JBL L200 Studio Master (3)
- JBLの「L200 Studio Master」(その3)は、同社のプロ用機器との関係について整理しておきます。これ以前のメモは、ここにあります
先ずは、「Professional Series」の話から、、、
- 「Paragon」や「Olympus」で一世を風靡したJBLは、1970年代に入って、AltecやTannoyの牙城であったプロ用モニターの市場に満を持して参入しました。時あたかも、業界がこぞって、高耐入力化・低ひずみ化・広帯域化・高指向性化を目指し始めていたので、技術力に自信があった同社は、格好の参入機会と考えたのだと思われます。手始めに「Olympus」そのものと言える「C50SM/S7」を発売したのですが、結構手ごたえがあったようです。これは、「Olympus」で使用したC50キャビネット入りのS7システムを、モニター風の箱に移し変えただけのものです。搭載ユニット(LE15A+ LE85+ HL91)も、後に展開するプロ用のものではなく、民生用のLE15A等を、型番も含めて、そのまま使っていました。さらに、キャビネットは、後に採用するバスレフ式ではなく、「Olympus」で採用していた密閉式を踏襲していました。この「C50SM/S7」の世評が悪く無かったんでしょうか、同社は直ぐに本格的な第一号機である「4320」を市場に投入しました。これが、後に名機とまで呼ばれるほどの支持を獲得し、一躍市場を席巻したのです。
「4320」と「4325」
- 右掲のカタログ写真では、この両者の写真は共通の表示となっていて、そのとおりに外観もユニット構成もほぼ同じです。グレーのシボ塗装のものと、ウォールナット仕上げのものの両者が、写真では並んでいます。「4320」は、その原型であるOlympusと同じく、ウーファーが38センチ口径の「2215B(LE15A相当)」、ドライバーが1インチ・スロートの「2420(LE85相当)」、そしてホーン・レンズが「2307(HL91相当)」です。LE85は、LE175と違って磁気回路が強力であり、そのままでもツイーターの必要性を特に感じないので、このシステムの2ウェイという選択は妥当でした。ただし、上記したように箱がそれまでのような密閉ではなく、バスレフになっていました。数年の間に進歩した技術の裏づけを得て、プロ用としての低域の大音量再生に威力を発揮したようです。このモデルは、全体のバランスが良かったせいもあったのでしょう、世界中で標準モニターに採用されるようになったのです。

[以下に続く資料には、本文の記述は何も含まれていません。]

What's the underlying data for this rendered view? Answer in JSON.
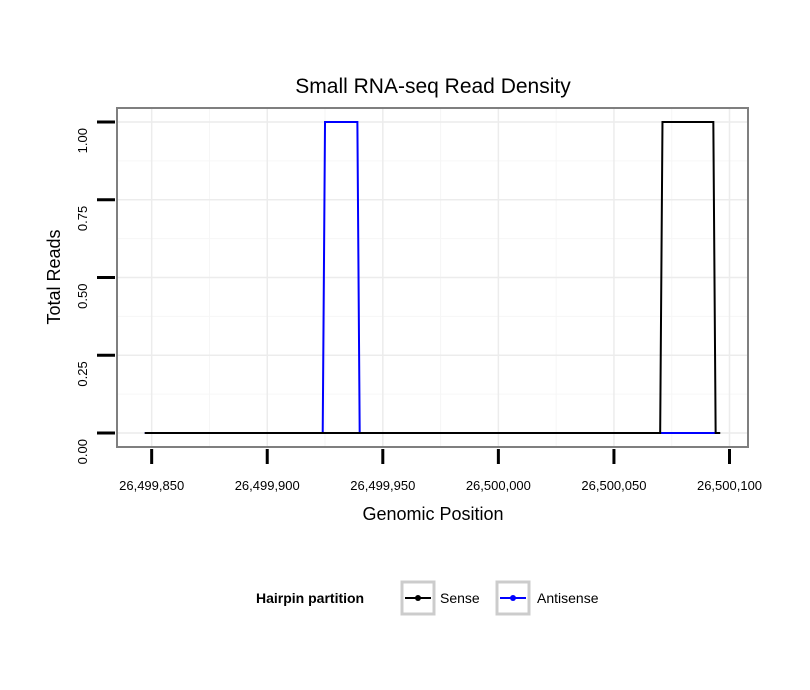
{
  "chart_data": {
    "type": "line",
    "title": "Small RNA-seq Read Density",
    "xlabel": "Genomic Position",
    "ylabel": "Total Reads",
    "xlim": [
      26499835,
      26500108
    ],
    "ylim": [
      -0.045,
      1.045
    ],
    "x_ticks": [
      26499850,
      26499900,
      26499950,
      26500000,
      26500050,
      26500100
    ],
    "x_tick_labels": [
      "26,499,850",
      "26,499,900",
      "26,499,950",
      "26,500,000",
      "26,500,050",
      "26,500,100"
    ],
    "y_ticks": [
      0,
      0.25,
      0.5,
      0.75,
      1
    ],
    "y_tick_labels": [
      "0.00",
      "0.25",
      "0.50",
      "0.75",
      "1.00"
    ],
    "grid": true,
    "legend": {
      "title": "Hairpin partition",
      "position": "bottom",
      "entries": [
        "Sense",
        "Antisense"
      ]
    },
    "series": [
      {
        "name": "Sense",
        "color": "#000000",
        "x": [
          26499847,
          26500070,
          26500071,
          26500093,
          26500094,
          26500096
        ],
        "values": [
          0,
          0,
          1,
          1,
          0,
          0
        ]
      },
      {
        "name": "Antisense",
        "color": "#0000ff",
        "x": [
          26499847,
          26499924,
          26499925,
          26499939,
          26499940,
          26500094
        ],
        "values": [
          0,
          0,
          1,
          1,
          0,
          0
        ]
      }
    ]
  }
}
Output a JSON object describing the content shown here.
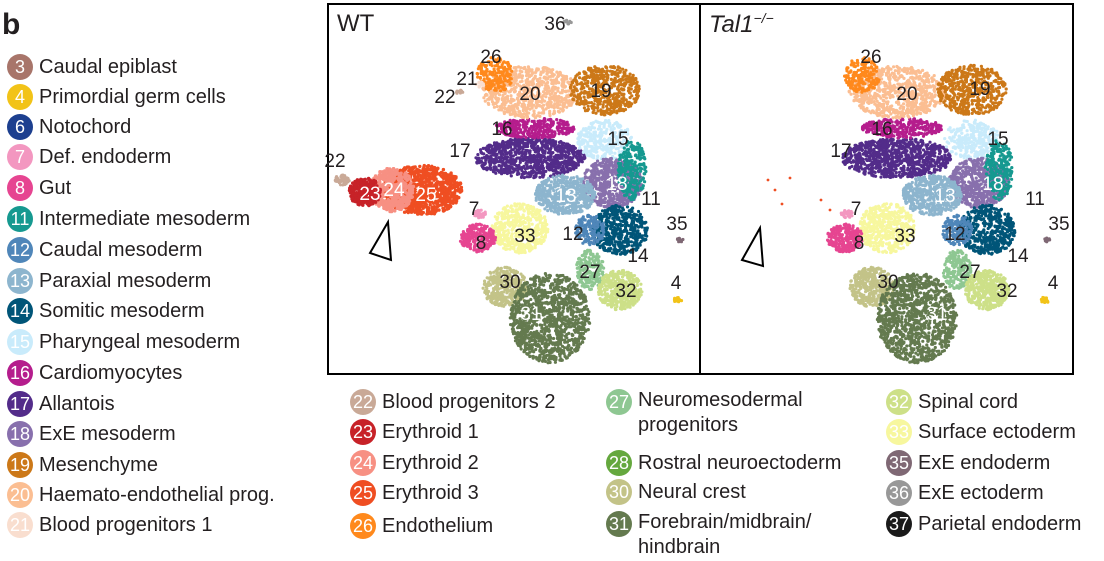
{
  "figure": {
    "panel_letter": "b",
    "panels": [
      {
        "title": "WT",
        "superscript": ""
      },
      {
        "title": "Tal1",
        "superscript": "−/−"
      }
    ]
  },
  "legend": [
    {
      "num": "3",
      "label": "Caudal epiblast",
      "color": "#a8756a"
    },
    {
      "num": "4",
      "label": "Primordial germ cells",
      "color": "#f2c318"
    },
    {
      "num": "6",
      "label": "Notochord",
      "color": "#1d3f8f"
    },
    {
      "num": "7",
      "label": "Def. endoderm",
      "color": "#f397c0"
    },
    {
      "num": "8",
      "label": "Gut",
      "color": "#e64591"
    },
    {
      "num": "11",
      "label": "Intermediate mesoderm",
      "color": "#169990"
    },
    {
      "num": "12",
      "label": "Caudal mesoderm",
      "color": "#4f86b9"
    },
    {
      "num": "13",
      "label": "Paraxial mesoderm",
      "color": "#8db5ce"
    },
    {
      "num": "14",
      "label": "Somitic mesoderm",
      "color": "#005578"
    },
    {
      "num": "15",
      "label": "Pharyngeal mesoderm",
      "color": "#c9ebfb"
    },
    {
      "num": "16",
      "label": "Cardiomyocytes",
      "color": "#b51d8d"
    },
    {
      "num": "17",
      "label": "Allantois",
      "color": "#532c8a"
    },
    {
      "num": "18",
      "label": "ExE mesoderm",
      "color": "#8870ad"
    },
    {
      "num": "19",
      "label": "Mesenchyme",
      "color": "#cc7818"
    },
    {
      "num": "20",
      "label": "Haemato-endothelial prog.",
      "color": "#fbbe92"
    },
    {
      "num": "21",
      "label": "Blood progenitors 1",
      "color": "#f9decf"
    },
    {
      "num": "22",
      "label": "Blood progenitors 2",
      "color": "#c9a997"
    },
    {
      "num": "23",
      "label": "Erythroid 1",
      "color": "#c72228"
    },
    {
      "num": "24",
      "label": "Erythroid 2",
      "color": "#f79083"
    },
    {
      "num": "25",
      "label": "Erythroid 3",
      "color": "#ef4e22"
    },
    {
      "num": "26",
      "label": "Endothelium",
      "color": "#ff891c"
    },
    {
      "num": "27",
      "label": "Neuromesodermal progenitors",
      "color": "#8ec792"
    },
    {
      "num": "28",
      "label": "Rostral neuroectoderm",
      "color": "#65a83e"
    },
    {
      "num": "30",
      "label": "Neural crest",
      "color": "#c3c388"
    },
    {
      "num": "31",
      "label": "Forebrain/midbrain/ hindbrain",
      "color": "#647a4f"
    },
    {
      "num": "32",
      "label": "Spinal cord",
      "color": "#cde088"
    },
    {
      "num": "33",
      "label": "Surface ectoderm",
      "color": "#f7f79e"
    },
    {
      "num": "35",
      "label": "ExE endoderm",
      "color": "#7f6874"
    },
    {
      "num": "36",
      "label": "ExE ectoderm",
      "color": "#989898"
    },
    {
      "num": "37",
      "label": "Parietal endoderm",
      "color": "#1a1a1a"
    }
  ],
  "wt_labels": [
    "36",
    "26",
    "21",
    "22",
    "20",
    "19",
    "16",
    "15",
    "17",
    "22",
    "23",
    "24",
    "25",
    "18",
    "13",
    "11",
    "7",
    "33",
    "12",
    "35",
    "8",
    "14",
    "27",
    "30",
    "4",
    "32",
    "31"
  ],
  "tal_labels": [
    "26",
    "20",
    "19",
    "16",
    "15",
    "17",
    "18",
    "13",
    "11",
    "7",
    "33",
    "12",
    "35",
    "8",
    "14",
    "27",
    "30",
    "4",
    "32",
    "31"
  ]
}
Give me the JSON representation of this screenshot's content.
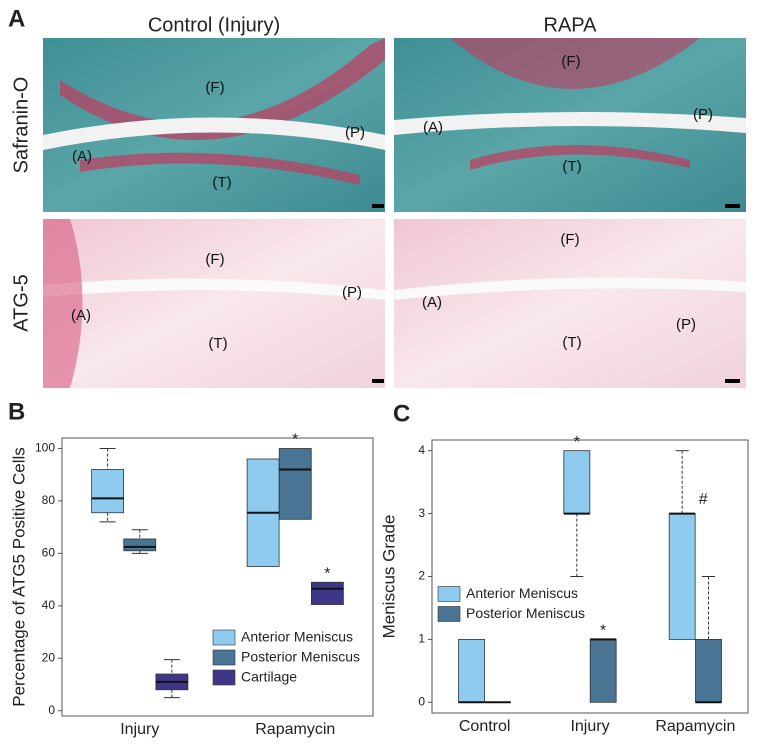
{
  "panel_a": {
    "label": "A",
    "columns": [
      "Control (Injury)",
      "RAPA"
    ],
    "rows": [
      "Safranin-O",
      "ATG-5"
    ],
    "images": [
      {
        "regions": [
          "(F)",
          "(P)",
          "(A)",
          "(T)"
        ]
      },
      {
        "regions": [
          "(F)",
          "(A)",
          "(P)",
          "(T)"
        ]
      },
      {
        "regions": [
          "(F)",
          "(P)",
          "(A)",
          "(T)"
        ]
      },
      {
        "regions": [
          "(F)",
          "(A)",
          "(P)",
          "(T)"
        ]
      }
    ]
  },
  "chart_data": [
    {
      "type": "box",
      "panel_label": "B",
      "y_label": "Percentage of ATG5 Positive Cells",
      "categories": [
        "Injury",
        "Rapamycin"
      ],
      "ylim": [
        -2,
        104
      ],
      "yticks": [
        0,
        20,
        40,
        60,
        80,
        100
      ],
      "legend": "lower right",
      "series": [
        {
          "name": "Anterior Meniscus",
          "color": "#8fcbef",
          "min": [
            72,
            55
          ],
          "q1": [
            75.5,
            55
          ],
          "median": [
            81,
            75.5
          ],
          "q3": [
            92,
            96
          ],
          "max": [
            100,
            96
          ],
          "annotations": [
            null,
            null
          ]
        },
        {
          "name": "Posterior Meniscus",
          "color": "#4a7494",
          "min": [
            60,
            73
          ],
          "q1": [
            61,
            73
          ],
          "median": [
            62.5,
            92
          ],
          "q3": [
            65.5,
            100
          ],
          "max": [
            69,
            100
          ],
          "annotations": [
            null,
            "*"
          ]
        },
        {
          "name": "Cartilage",
          "color": "#3e3788",
          "min": [
            5,
            40.5
          ],
          "q1": [
            8,
            40.5
          ],
          "median": [
            11,
            46.5
          ],
          "q3": [
            14,
            49
          ],
          "max": [
            19.5,
            49
          ],
          "annotations": [
            null,
            "*"
          ]
        }
      ]
    },
    {
      "type": "box",
      "panel_label": "C",
      "y_label": "Meniscus Grade",
      "categories": [
        "Control",
        "Injury",
        "Rapamycin"
      ],
      "ylim": [
        -0.17,
        4.17
      ],
      "yticks": [
        0,
        1,
        2,
        3,
        4
      ],
      "legend": "center left",
      "series": [
        {
          "name": "Anterior Meniscus",
          "color": "#8fcbef",
          "min": [
            0,
            2,
            1
          ],
          "q1": [
            0,
            3,
            1
          ],
          "median": [
            0,
            3,
            3
          ],
          "q3": [
            1,
            4,
            3
          ],
          "max": [
            1,
            4,
            4
          ],
          "annotations": [
            null,
            "*",
            "#"
          ]
        },
        {
          "name": "Posterior Meniscus",
          "color": "#4a7494",
          "min": [
            0,
            0,
            0
          ],
          "q1": [
            0,
            0,
            0
          ],
          "median": [
            0,
            1,
            0
          ],
          "q3": [
            0,
            1,
            1
          ],
          "max": [
            0,
            1,
            2
          ],
          "annotations": [
            null,
            "*",
            null
          ]
        }
      ]
    }
  ]
}
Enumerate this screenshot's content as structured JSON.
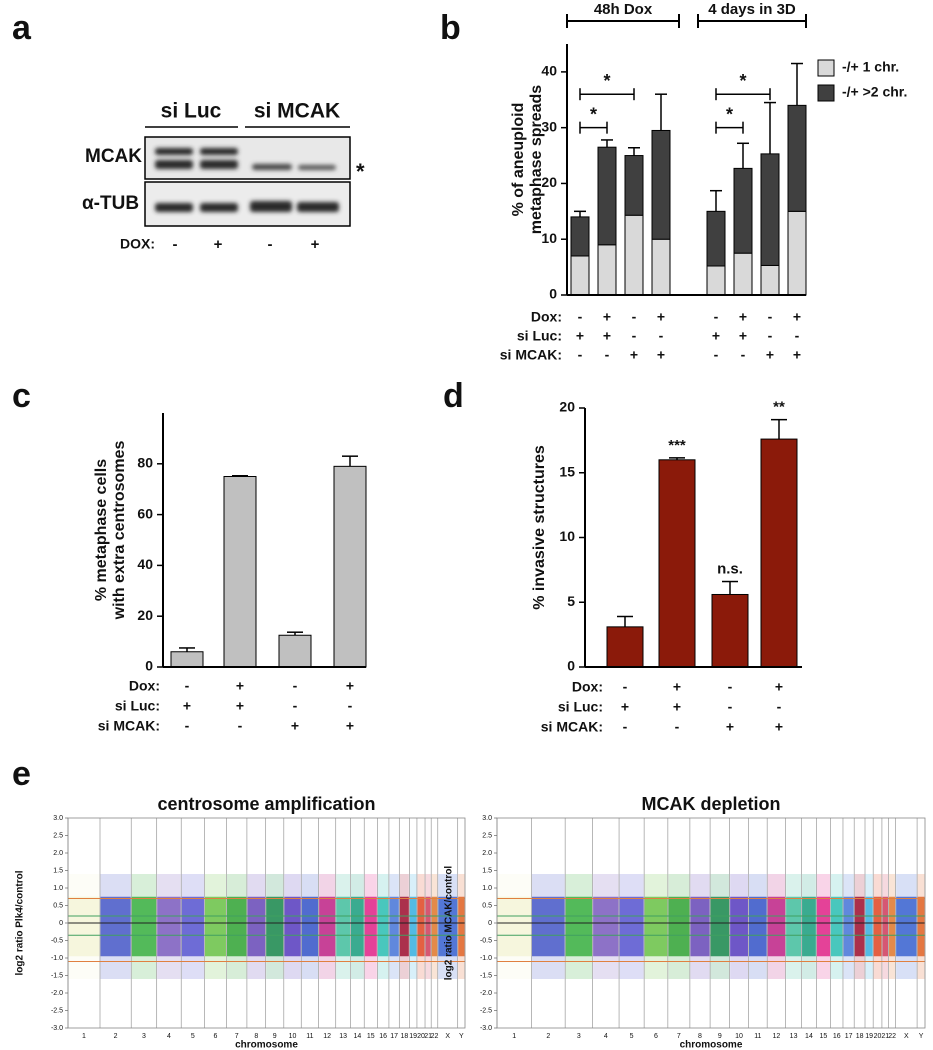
{
  "panel_labels": [
    "a",
    "b",
    "c",
    "d",
    "e"
  ],
  "blot": {
    "group_labels": [
      "si Luc",
      "si MCAK"
    ],
    "row_labels": [
      "MCAK",
      "α-TUB"
    ],
    "marker": "*",
    "dox_label": "DOX:",
    "dox_signs": [
      "-",
      "+",
      "-",
      "+"
    ]
  },
  "chart_data": [
    {
      "type": "stacked_bar",
      "categories": [
        null,
        null,
        null,
        null,
        null,
        null,
        null,
        null
      ],
      "ylabel": [
        "% of aneuploid",
        "metaphase spreads"
      ],
      "series": [
        {
          "name": "-/+ 1 chr.",
          "color": "#d9d9d9",
          "values": [
            7,
            9,
            14.3,
            10,
            5.2,
            7.5,
            5.3,
            15
          ],
          "errors": [
            0.8,
            0.7,
            6,
            0.8,
            2.7,
            3.3,
            0.7,
            2.5
          ]
        },
        {
          "name": "-/+ >2 chr.",
          "color": "#404040",
          "values": [
            7,
            17.5,
            10.7,
            19.5,
            9.8,
            15.2,
            20,
            19
          ],
          "errors": [
            1,
            1.3,
            1.4,
            6.5,
            3.7,
            4.5,
            9.2,
            7.5
          ]
        }
      ],
      "ylim": [
        0,
        45
      ],
      "yticks": [
        0,
        10,
        20,
        30,
        40
      ],
      "legend": "upper right",
      "groups": [
        {
          "label": "48h Dox",
          "from": 0,
          "to": 3
        },
        {
          "label": "4 days in 3D",
          "from": 4,
          "to": 7
        }
      ],
      "significance": [
        {
          "label": "*",
          "from": 0,
          "to": 1
        },
        {
          "label": "*",
          "from": 0,
          "to": 2
        },
        {
          "label": "*",
          "from": 4,
          "to": 5
        },
        {
          "label": "*",
          "from": 4,
          "to": 6
        }
      ],
      "conditions": [
        {
          "label": "Dox:",
          "signs": [
            "-",
            "+",
            "-",
            "+",
            "-",
            "+",
            "-",
            "+"
          ]
        },
        {
          "label": "si Luc:",
          "signs": [
            "+",
            "+",
            "-",
            "-",
            "+",
            "+",
            "-",
            "-"
          ]
        },
        {
          "label": "si MCAK:",
          "signs": [
            "-",
            "-",
            "+",
            "+",
            "-",
            "-",
            "+",
            "+"
          ]
        }
      ]
    },
    {
      "type": "bar",
      "categories": [
        null,
        null,
        null,
        null
      ],
      "ylabel": [
        "% metaphase cells",
        "with extra centrosomes"
      ],
      "values": [
        6,
        75,
        12.5,
        79
      ],
      "errors": [
        1.5,
        0.3,
        1.2,
        4
      ],
      "color": "#c0c0c0",
      "ylim": [
        0,
        100
      ],
      "yticks": [
        0,
        20,
        40,
        60,
        80
      ],
      "conditions": [
        {
          "label": "Dox:",
          "signs": [
            "-",
            "+",
            "-",
            "+"
          ]
        },
        {
          "label": "si Luc:",
          "signs": [
            "+",
            "+",
            "-",
            "-"
          ]
        },
        {
          "label": "si MCAK:",
          "signs": [
            "-",
            "-",
            "+",
            "+"
          ]
        }
      ]
    },
    {
      "type": "bar",
      "categories": [
        null,
        null,
        null,
        null
      ],
      "ylabel": [
        "% invasive structures"
      ],
      "values": [
        3.1,
        16,
        5.6,
        17.6
      ],
      "errors": [
        0.8,
        0.15,
        1,
        1.5
      ],
      "annotations": [
        null,
        "***",
        "n.s.",
        "**"
      ],
      "color": "#8b1a0a",
      "ylim": [
        0,
        20
      ],
      "yticks": [
        0,
        5,
        10,
        15,
        20
      ],
      "conditions": [
        {
          "label": "Dox:",
          "signs": [
            "-",
            "+",
            "-",
            "+"
          ]
        },
        {
          "label": "si Luc:",
          "signs": [
            "+",
            "+",
            "-",
            "-"
          ]
        },
        {
          "label": "si MCAK:",
          "signs": [
            "-",
            "-",
            "+",
            "+"
          ]
        }
      ]
    }
  ],
  "genome_plots": [
    {
      "title": "centrosome amplification",
      "ylabel": "log2 ratio Plk4/control",
      "xlabel": "chromosome",
      "ylim": [
        -3,
        3
      ],
      "yticks": [
        {
          "value": 3,
          "label": "3.0"
        },
        {
          "value": 2.5,
          "label": "2.5"
        },
        {
          "value": 2,
          "label": "2.0"
        },
        {
          "value": 1.5,
          "label": "1.5"
        },
        {
          "value": 1,
          "label": "1.0"
        },
        {
          "value": 0.5,
          "label": "0.5"
        },
        0,
        {
          "value": -0.5,
          "label": "-0.5"
        },
        {
          "value": -1,
          "label": "-1.0"
        },
        {
          "value": -1.5,
          "label": "-1.5"
        },
        {
          "value": -2,
          "label": "-2.0"
        },
        {
          "value": -2.5,
          "label": "-2.5"
        },
        {
          "value": -3,
          "label": "-3.0"
        }
      ],
      "chromosomes": [
        "1",
        "2",
        "3",
        "4",
        "5",
        "6",
        "7",
        "8",
        "9",
        "10",
        "11",
        "12",
        "13",
        "14",
        "15",
        "16",
        "17",
        "18",
        "19",
        "20",
        "21",
        "22",
        "X",
        "Y"
      ]
    },
    {
      "title": "MCAK depletion",
      "ylabel": "log2 ratio MCAK/control",
      "xlabel": "chromosome",
      "ylim": [
        -3,
        3
      ],
      "yticks": [
        {
          "value": 3,
          "label": "3.0"
        },
        {
          "value": 2.5,
          "label": "2.5"
        },
        {
          "value": 2,
          "label": "2.0"
        },
        {
          "value": 1.5,
          "label": "1.5"
        },
        {
          "value": 1,
          "label": "1.0"
        },
        {
          "value": 0.5,
          "label": "0.5"
        },
        0,
        {
          "value": -0.5,
          "label": "-0.5"
        },
        {
          "value": -1,
          "label": "-1.0"
        },
        {
          "value": -1.5,
          "label": "-1.5"
        },
        {
          "value": -2,
          "label": "-2.0"
        },
        {
          "value": -2.5,
          "label": "-2.5"
        },
        {
          "value": -3,
          "label": "-3.0"
        }
      ],
      "chromosomes": [
        "1",
        "2",
        "3",
        "4",
        "5",
        "6",
        "7",
        "8",
        "9",
        "10",
        "11",
        "12",
        "13",
        "14",
        "15",
        "16",
        "17",
        "18",
        "19",
        "20",
        "21",
        "22",
        "X",
        "Y"
      ]
    }
  ]
}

- そして、その「4320」に若干の変更を加えた「4325」は、一年遅れで発売されました。ただし「4320」はディスコンとならず、両者は並行して発売されていたようなので、JBLは用途による使い分けを勧めていたようです。先代の「4320」が好評だったことを踏まえて、「4325」を発売するに当り、これに民生用の意匠をまとわせた「L200 Studio Master」を同時に新発売した、という流れのようです。これで、話が最初に戻るわけですが、このメモで採り上げている「L200」の誕生の影には、プロフェッショナル・モニターの展開があったわけです。
- この「4325」では、機器構成は「4320」とほぼ同じで手を付けず、クロスオーバー周波数だけを800から1200ヘルツに上げています。これは、800から1200ヘルツ近辺の音についてもう少し量感を与えるためであったとモノの本には書かれています。ウーファーが38センチでは、その辺を出すのには無理がありますが、後記する工夫も相まって、無理に出す苦しさよりも、音に加わる厚みの方を重視したのでしょう。そして、この「4325」の箱だけを家具仕上げのものにしたのが、本稿の主題である「L200 Studio Master」なのです。